The New Year’s party in Romania has its specific food, stemming from both traditional countryside and more recent traditions
Most of the main dishes are made of pork, predictably, since the New Year party comes a very short time after the break of Christmas Advent. Typical entrees are devilled egg, cheeses, or fish roe with olives, among other things.
One of the things most popular with partygoers on New Year’s Eve is aspic, typically made from pork, but more recently from rooster or goose, and even chicken. If you opt for the latter, you will need about one kilogram of wings, thighs, or both, as well as a few heads and feet to give it better coagulation. You also need two onions, two carrots, a head of garlic and a few sprigs of green parsley. Boil the chicken parts with the carrots and the onion. Skim the liquid once it boils, and leave to cook until the meat shreds off the bone.
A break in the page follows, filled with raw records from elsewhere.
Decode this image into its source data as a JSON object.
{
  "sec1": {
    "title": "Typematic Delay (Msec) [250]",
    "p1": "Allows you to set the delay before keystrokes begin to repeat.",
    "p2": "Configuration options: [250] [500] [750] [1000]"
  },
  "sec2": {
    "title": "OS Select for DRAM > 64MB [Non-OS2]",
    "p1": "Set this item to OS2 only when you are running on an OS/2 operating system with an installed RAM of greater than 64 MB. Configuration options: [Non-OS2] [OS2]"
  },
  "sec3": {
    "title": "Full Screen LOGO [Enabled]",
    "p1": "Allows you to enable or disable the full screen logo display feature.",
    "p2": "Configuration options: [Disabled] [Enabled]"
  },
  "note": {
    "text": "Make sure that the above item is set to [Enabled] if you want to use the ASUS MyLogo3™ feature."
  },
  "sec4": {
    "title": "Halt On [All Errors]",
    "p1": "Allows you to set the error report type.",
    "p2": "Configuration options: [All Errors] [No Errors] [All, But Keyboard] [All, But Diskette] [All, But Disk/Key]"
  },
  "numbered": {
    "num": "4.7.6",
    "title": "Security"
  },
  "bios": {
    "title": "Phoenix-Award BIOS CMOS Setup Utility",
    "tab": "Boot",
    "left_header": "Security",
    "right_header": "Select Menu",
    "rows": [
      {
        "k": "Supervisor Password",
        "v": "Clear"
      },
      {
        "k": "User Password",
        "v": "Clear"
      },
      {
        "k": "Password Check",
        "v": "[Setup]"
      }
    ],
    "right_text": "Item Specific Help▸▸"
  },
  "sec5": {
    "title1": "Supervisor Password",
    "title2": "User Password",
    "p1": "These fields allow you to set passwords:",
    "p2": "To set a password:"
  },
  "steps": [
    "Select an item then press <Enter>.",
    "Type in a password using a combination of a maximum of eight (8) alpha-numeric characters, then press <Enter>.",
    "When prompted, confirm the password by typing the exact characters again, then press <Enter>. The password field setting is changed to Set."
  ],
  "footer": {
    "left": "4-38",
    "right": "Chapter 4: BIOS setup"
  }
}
At the end add salt to taste. Take out all the meat and bones, and then shred the meat in medium sized strips. Strain the liquid, and then add to it the minced garlic. Take several small bowls which will make up the individual servings. Place in each bowl for decoration slices of carrot and sprigs of green parsley, and maybe slices of pickled bell pepper. Place some strips of meat in the bowl as well. Top the bowls with the chicken stock, which you have previously cooled, then place them in a very cold place to congeal. Since on New Year’s Eve it is very cold in Romania, most people just put them out on the balcony. Try it yourself, and enjoy!